Por fim, o documentário mostra a participação de Carl Icahn, um investidor que decide dar rios de dinheiro à Herbalife, pela pura razão de detestar Bill Ackman. Icahn acabou sendo nomeado por Donald Trump como Assessor Especial da Presidência para a Reforma Regulatória.

Um verdadeiro drama, para ser sincera.

O documentário é bem recente e alguns dos acontecimentos nele datam de março de 2017, o que é uma raridade. É difícil encontramos documentários tão atuais assim no Netflix. Outro ponto a favor é de que, apesar de mostrar muito da vida do Bill Ackman e das atitudes dele em relação à empresa, o documentário tem o mérito de mostrar um outro lado e de questionar as verdadeiras intenções de Ackman. Esse é um dos filmes mais imparciais que já vi, apesar de denunciar um comportamento ilícito.
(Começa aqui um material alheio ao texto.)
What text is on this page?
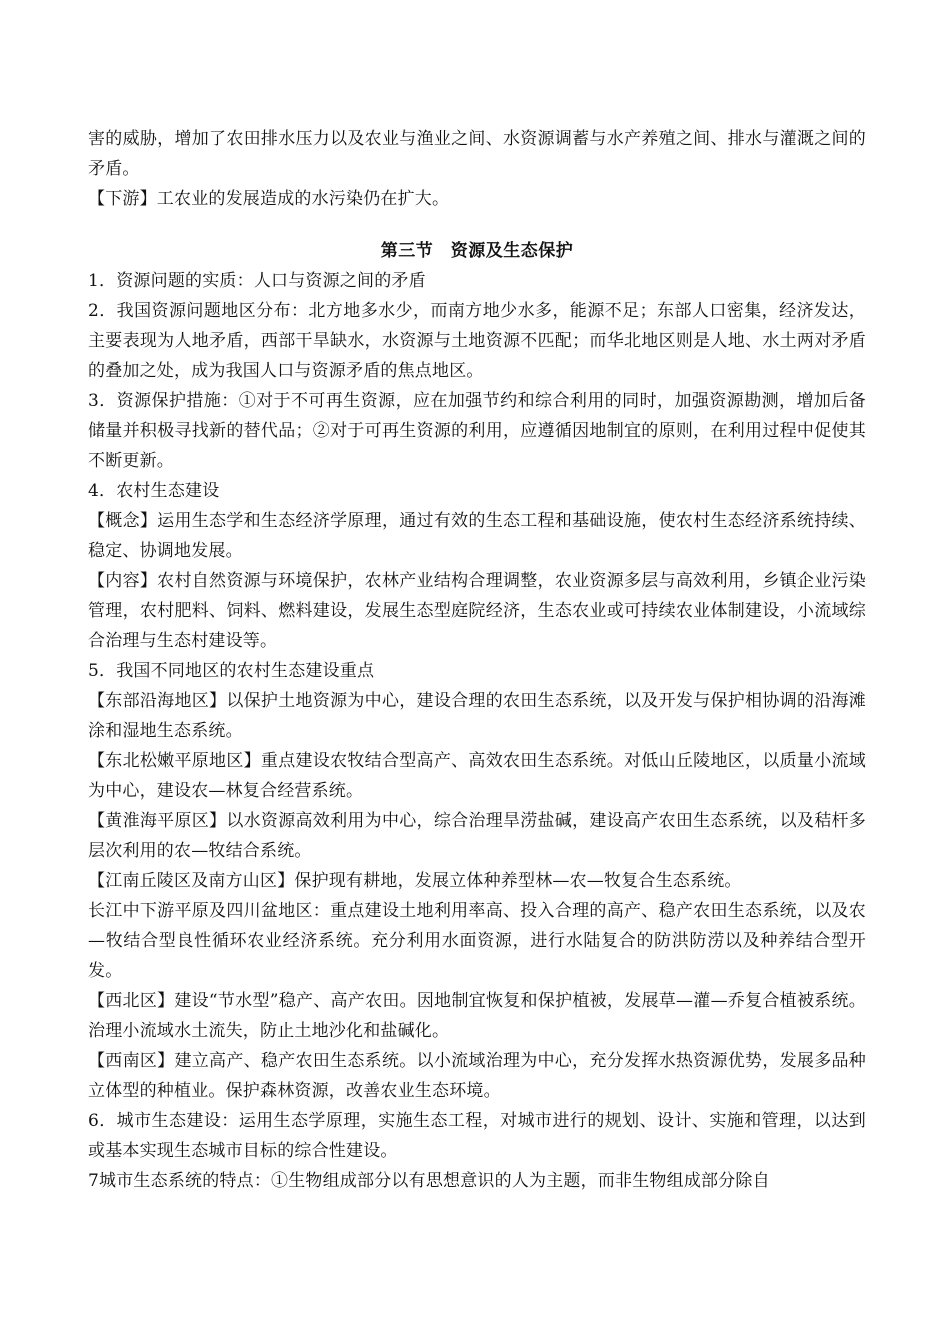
害的威胁，增加了农田排水压力以及农业与渔业之间、水资源调蓄与水产养殖之间、排水与灌溉之间的矛盾。

【下游】工农业的发展造成的水污染仍在扩大。

第三节　资源及生态保护

1．资源问题的实质：人口与资源之间的矛盾

2．我国资源问题地区分布：北方地多水少，而南方地少水多，能源不足；东部人口密集，经济发达，主要表现为人地矛盾，西部干旱缺水，水资源与土地资源不匹配；而华北地区则是人地、水土两对矛盾的叠加之处，成为我国人口与资源矛盾的焦点地区。

3．资源保护措施：①对于不可再生资源，应在加强节约和综合利用的同时，加强资源勘测，增加后备储量并积极寻找新的替代品；②对于可再生资源的利用，应遵循因地制宜的原则，在利用过程中促使其不断更新。

4．农村生态建设

【概念】运用生态学和生态经济学原理，通过有效的生态工程和基础设施，使农村生态经济系统持续、稳定、协调地发展。

【内容】农村自然资源与环境保护，农林产业结构合理调整，农业资源多层与高效利用，乡镇企业污染管理，农村肥料、饲料、燃料建设，发展生态型庭院经济，生态农业或可持续农业体制建设，小流域综合治理与生态村建设等。

5．我国不同地区的农村生态建设重点

【东部沿海地区】以保护土地资源为中心，建设合理的农田生态系统，以及开发与保护相协调的沿海滩涂和湿地生态系统。

【东北松嫩平原地区】重点建设农牧结合型高产、高效农田生态系统。对低山丘陵地区，以质量小流域为中心，建设农—林复合经营系统。

【黄淮海平原区】以水资源高效利用为中心，综合治理旱涝盐碱，建设高产农田生态系统，以及秸杆多层次利用的农—牧结合系统。

【江南丘陵区及南方山区】保护现有耕地，发展立体种养型林—农—牧复合生态系统。

长江中下游平原及四川盆地区：重点建设土地利用率高、投入合理的高产、稳产农田生态系统，以及农—牧结合型良性循环农业经济系统。充分利用水面资源，进行水陆复合的防洪防涝以及种养结合型开发。

【西北区】建设“节水型”稳产、高产农田。因地制宜恢复和保护植被，发展草—灌—乔复合植被系统。治理小流域水土流失，防止土地沙化和盐碱化。

【西南区】建立高产、稳产农田生态系统。以小流域治理为中心，充分发挥水热资源优势，发展多品种立体型的种植业。保护森林资源，改善农业生态环境。

6．城市生态建设：运用生态学原理，实施生态工程，对城市进行的规划、设计、实施和管理，以达到或基本实现生态城市目标的综合性建设。

7城市生态系统的特点：①生物组成部分以有思想意识的人为主题，而非生物组成部分除自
Em tempos de crise financeira, com o Brasil chegando a 14 milhões de desempregados (para vocês terem uma ideia, ainda que o tempo tenha passado e que as coisas sejam bem diferentes, na época em que Hitler foi eleito na Alemanha, eles tinham cerca de 7 milhões de desempregados), é bem comum que as pessoas estejam desesperadas em busca de alternativas. Anúncios sobre “ganhe dinheiro fácil, sem sair de casa” pipocam por todo lado e quase todo mundo quer te oferecer coisas da Hinode ou um novo esquema da Polishop, para o qual me convidaram dias atrás. A relevância do documentário atualmente é enorme.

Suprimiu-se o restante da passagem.